Article Text
Abstract
Objectives Neurosarcoidosis is a rare disorder with diverse clinical manifestations and a wide range of radiological features on MRI that make diagnosis challenging. Here we present a case of neurosarcoidosis with perivascular punctate enhancement on brain and spine MRI. Differential diagnosis of this characteristic radiological pattern are discussed.
Case A 43 year old man presented with progressive cognitive decline and severe fatigue. Brain MRI demonstrated confluent white matter changes with punctate, perivascular gadolinium enhancement. Spine MRI showed increased signal intensity with punctate enhancement. A brain biopsy revealed a non-caseating granulomatous process related to blood vessels and the Virchow-Robin space, without necrosis, vascular destruction or any signs of vasculitis. Systemic sarcoidosis was excluded. Cyclophosphamide with steroids was effective.

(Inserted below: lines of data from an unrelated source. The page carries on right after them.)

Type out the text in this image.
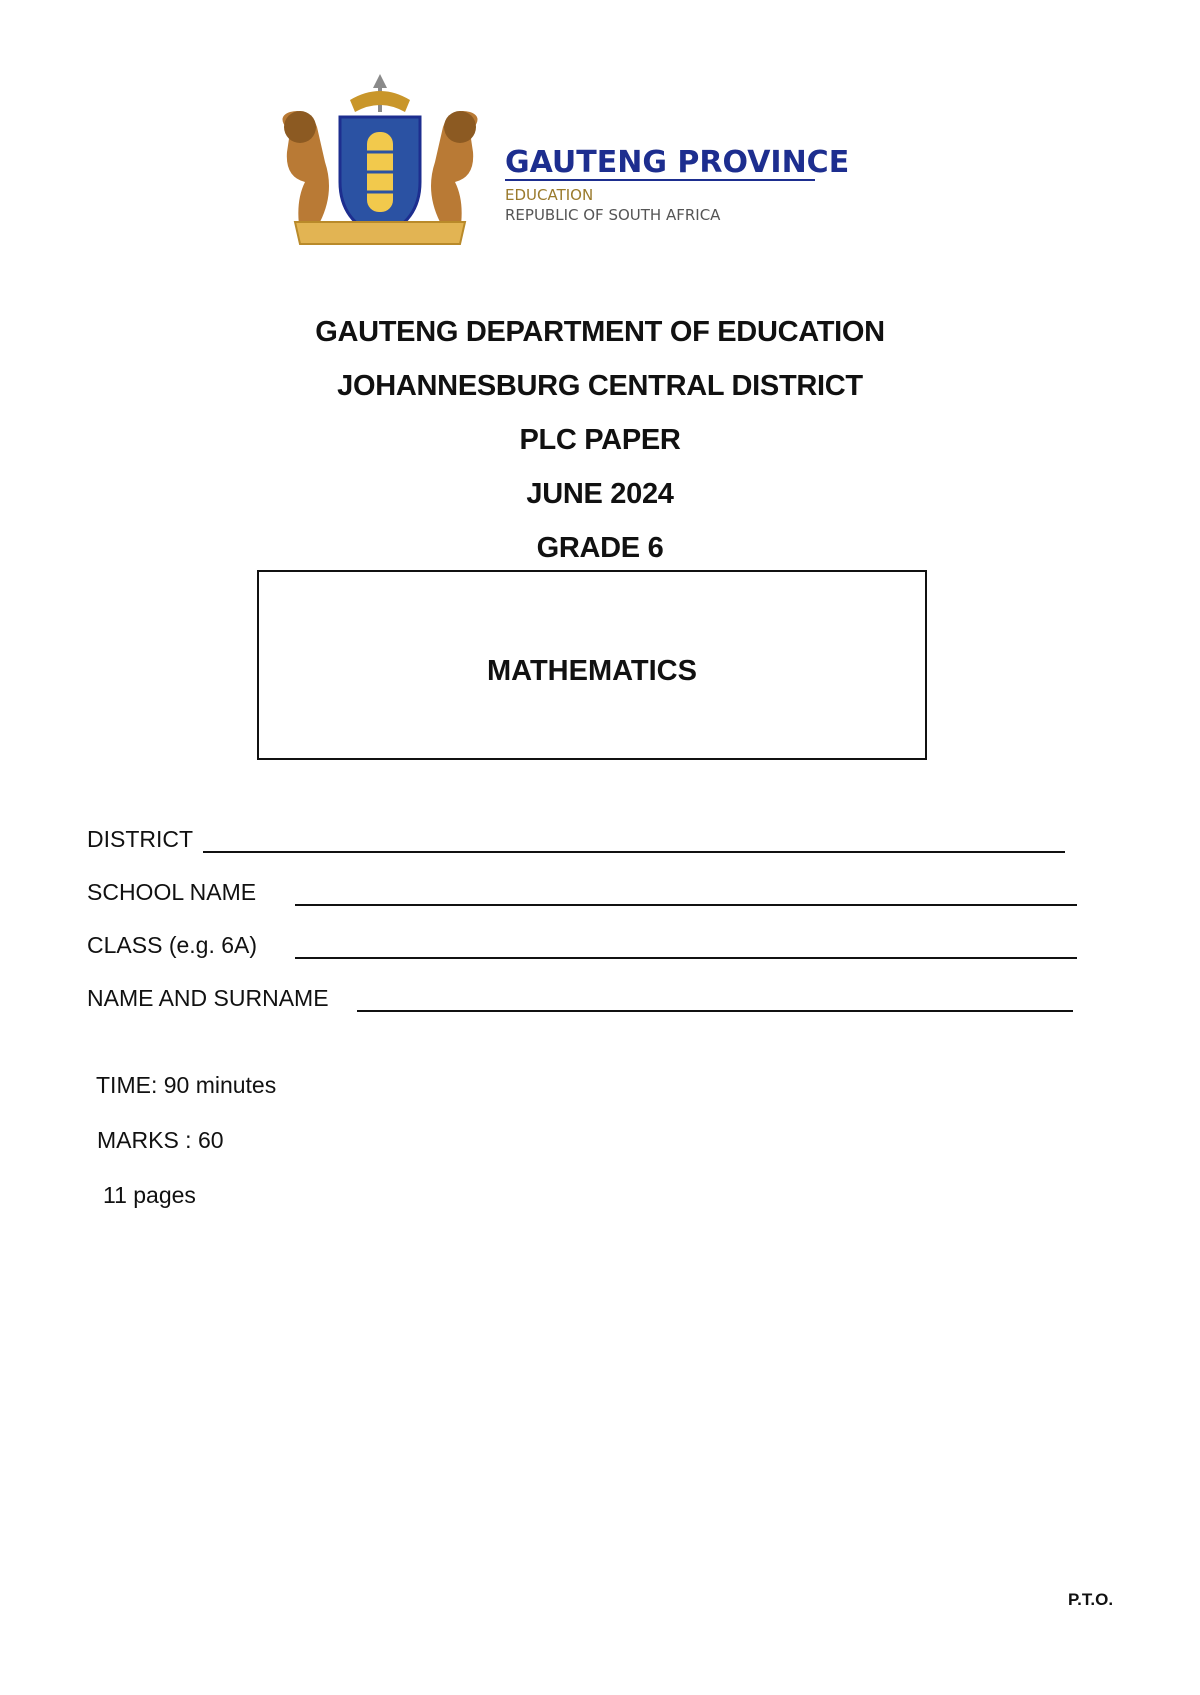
GAUTENG PROVINCE
EDUCATION
REPUBLIC OF SOUTH AFRICA
GAUTENG DEPARTMENT OF EDUCATION
JOHANNESBURG CENTRAL DISTRICT
PLC PAPER
JUNE 2024
GRADE 6
MATHEMATICS
DISTRICT
SCHOOL NAME
CLASS (e.g. 6A)
NAME AND SURNAME
TIME: 90 minutes
MARKS : 60
11 pages
P.T.O.
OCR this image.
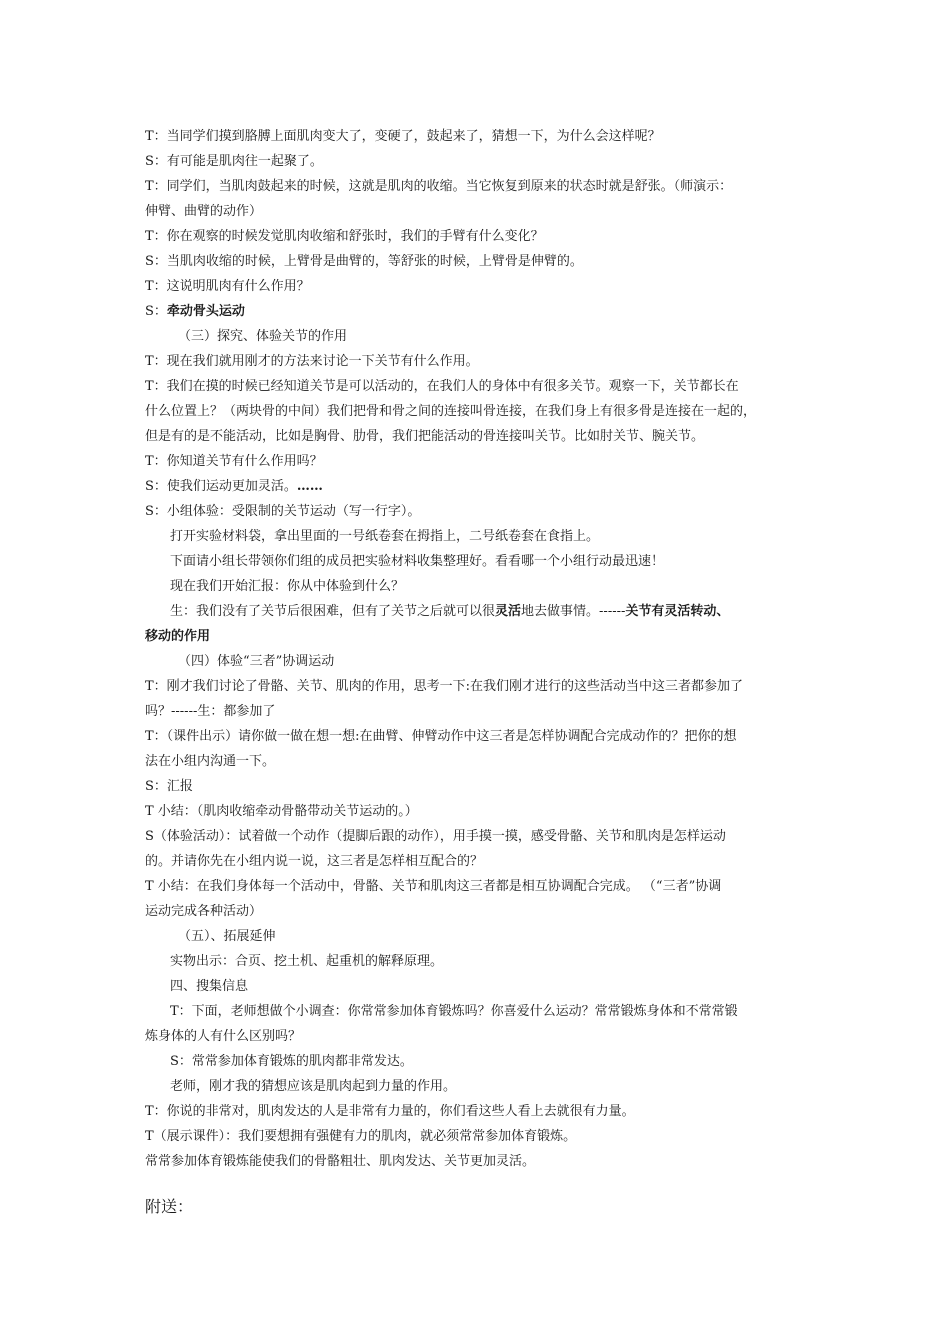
T：当同学们摸到胳膊上面肌肉变大了，变硬了，鼓起来了，猜想一下，为什么会这样呢？
S：有可能是肌肉往一起聚了。
T：同学们，当肌肉鼓起来的时候，这就是肌肉的收缩。当它恢复到原来的状态时就是舒张。（师演示：
伸臂、曲臂的动作）
T：你在观察的时候发觉肌肉收缩和舒张时，我们的手臂有什么变化？
S：当肌肉收缩的时候，上臂骨是曲臂的，等舒张的时候，上臂骨是伸臂的。
T：这说明肌肉有什么作用？
S：牵动骨头运动
（三）探究、体验关节的作用
T：现在我们就用刚才的方法来讨论一下关节有什么作用。
T：我们在摸的时候已经知道关节是可以活动的，在我们人的身体中有很多关节。观察一下，关节都长在
什么位置上？（两块骨的中间）我们把骨和骨之间的连接叫骨连接，在我们身上有很多骨是连接在一起的，
但是有的是不能活动，比如是胸骨、肋骨，我们把能活动的骨连接叫关节。比如肘关节、腕关节。
T：你知道关节有什么作用吗？
S：使我们运动更加灵活。……
S：小组体验：受限制的关节运动（写一行字）。
打开实验材料袋，拿出里面的一号纸卷套在拇指上，二号纸卷套在食指上。
下面请小组长带领你们组的成员把实验材料收集整理好。看看哪一个小组行动最迅速！
现在我们开始汇报：你从中体验到什么？
生：我们没有了关节后很困难，但有了关节之后就可以很灵活地去做事情。------关节有灵活转动、
移动的作用
（四）体验“三者”协调运动
T：刚才我们讨论了骨骼、关节、肌肉的作用，思考一下:在我们刚才进行的这些活动当中这三者都参加了
吗？------生：都参加了
T：（课件出示）请你做一做在想一想:在曲臂、伸臂动作中这三者是怎样协调配合完成动作的？把你的想
法在小组内沟通一下。
S：汇报
T 小结：（肌肉收缩牵动骨骼带动关节运动的。）
S（体验活动）：试着做一个动作（提脚后跟的动作），用手摸一摸，感受骨骼、关节和肌肉是怎样运动
的。并请你先在小组内说一说，这三者是怎样相互配合的？
T 小结：在我们身体每一个活动中，骨骼、关节和肌肉这三者都是相互协调配合完成。 （“三者”协调
运动完成各种活动）
（五）、拓展延伸
实物出示：合页、挖土机、起重机的解释原理。
四、搜集信息
T：下面，老师想做个小调查：你常常参加体育锻炼吗？你喜爱什么运动？常常锻炼身体和不常常锻
炼身体的人有什么区别吗？
S：常常参加体育锻炼的肌肉都非常发达。
老师，刚才我的猜想应该是肌肉起到力量的作用。
T：你说的非常对，肌肉发达的人是非常有力量的，你们看这些人看上去就很有力量。
T（展示课件）：我们要想拥有强健有力的肌肉，就必须常常参加体育锻炼。
常常参加体育锻炼能使我们的骨骼粗壮、肌肉发达、关节更加灵活。
附送：
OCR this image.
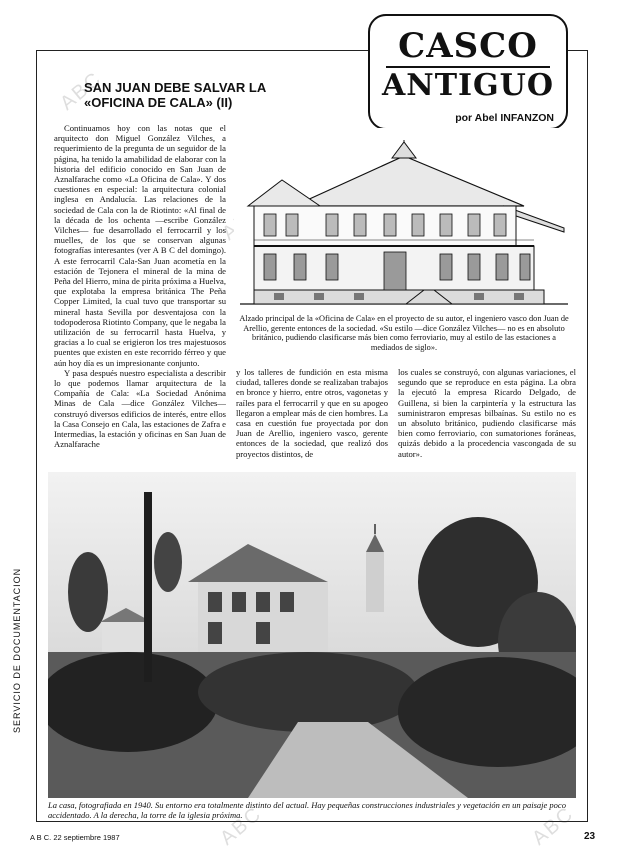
ABC
ABC	ABC
CASCO
ANTIGUO
por Abel INFANZON
SAN JUAN DEBE SALVAR LA «OFICINA DE CALA» (II)

Continuamos hoy con las notas que el arquitecto don Miguel González Vilches, a requerimiento de la pregunta de un seguidor de la página, ha tenido la amabilidad de elaborar con la historia del edificio conocido en San Juan de Aznalfarache como «La Oficina de Cala». Y dos cuestiones en especial: la arquitectura colonial inglesa en Andalucía. Las relaciones de la sociedad de Cala con la de Riotinto: «Al final de la década de los ochenta —escribe González Vilches— fue desarrollado el ferrocarril y los muelles, de los que se conservan algunas fotografías interesantes (ver A B C del domingo). A este ferrocarril Cala-San Juan acometía en la estación de Tejonera el mineral de la mina de Peña del Hierro, mina de pirita próxima a Huelva, que explotaba la empresa británica The Peña Copper Limited, la cual tuvo que transportar su mineral hasta Sevilla por desventajosa con la todopoderosa Riotinto Company, que le negaba la utilización de su ferrocarril hasta Huelva, y gracias a lo cual se erigieron los tres majestuosos puentes que existen en este recorrido férreo y que aún hoy día es un impresionante conjunto.

Y pasa después nuestro especialista a describir lo que podemos llamar arquitectura de la Compañía de Cala: «La Sociedad Anónima Minas de Cala —dice González Vilches— construyó diversos edificios de interés, entre ellos la Casa Consejo en Cala, las estaciones de Zafra e Intermedias, la estación y oficinas en San Juan de Aznalfarache

Alzado principal de la «Oficina de Cala» en el proyecto de su autor, el ingeniero vasco don Juan de Arellio, gerente entonces de la sociedad. «Su estilo —dice González Vilches— no es en absoluto británico, pudiendo clasificarse más bien como ferroviario, muy al estilo de las estaciones a mediados de siglo».

y los talleres de fundición en esta misma ciudad, talleres donde se realizaban trabajos en bronce y hierro, entre otros, vagonetas y raíles para el ferrocarril y que en su apogeo llegaron a emplear más de cien hombres. La casa en cuestión fue proyectada por don Juan de Arellio, ingeniero vasco, gerente entonces de la sociedad, que realizó dos proyectos distintos, de

los cuales se construyó, con algunas variaciones, el segundo que se reproduce en esta página. La obra la ejecutó la empresa Ricardo Delgado, de Guillena, si bien la carpintería y la estructura las suministraron empresas bilbaínas. Su estilo no es un absoluto británico, pudiendo clasificarse más bien como ferroviario, con sumatoriones foráneas, quizás debido a la procedencia vascongada de su autor».

La casa, fotografiada en 1940. Su entorno era totalmente distinto del actual. Hay pequeñas construcciones industriales y vegetación en un paisaje poco accidentado. A la derecha, la torre de la iglesia próxima.
SERVICIO DE DOCUMENTACION
A B C. 22 septiembre 1987	23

Conclusions Perivascular punctate enhancement on MRI has been described in a number of neurological conditions including chronic lymphocytic inflammation with pontine perivascular enhancement responsive to steroids (CLIPPERS), isolated angiitis of the CNS, lymphoma, multiple sclerosis and natalizumab-associated progressive multifocal leukoencephalopathy. Although rare, it can also be observed in patients with neurosarcoidosis. Recognition of punctuate enhancement on brain or spine MRI should expedite further investigations and include work up for this condition. This case emphasises the inclusion of neurosarcoidosis in the differential diagnosis of perivascular punctate enhancement on brain and spine MRI. Enhancement is caused by perivascular granulomata and although rare, cerebrovascular sarcoidosis is a recognised entity.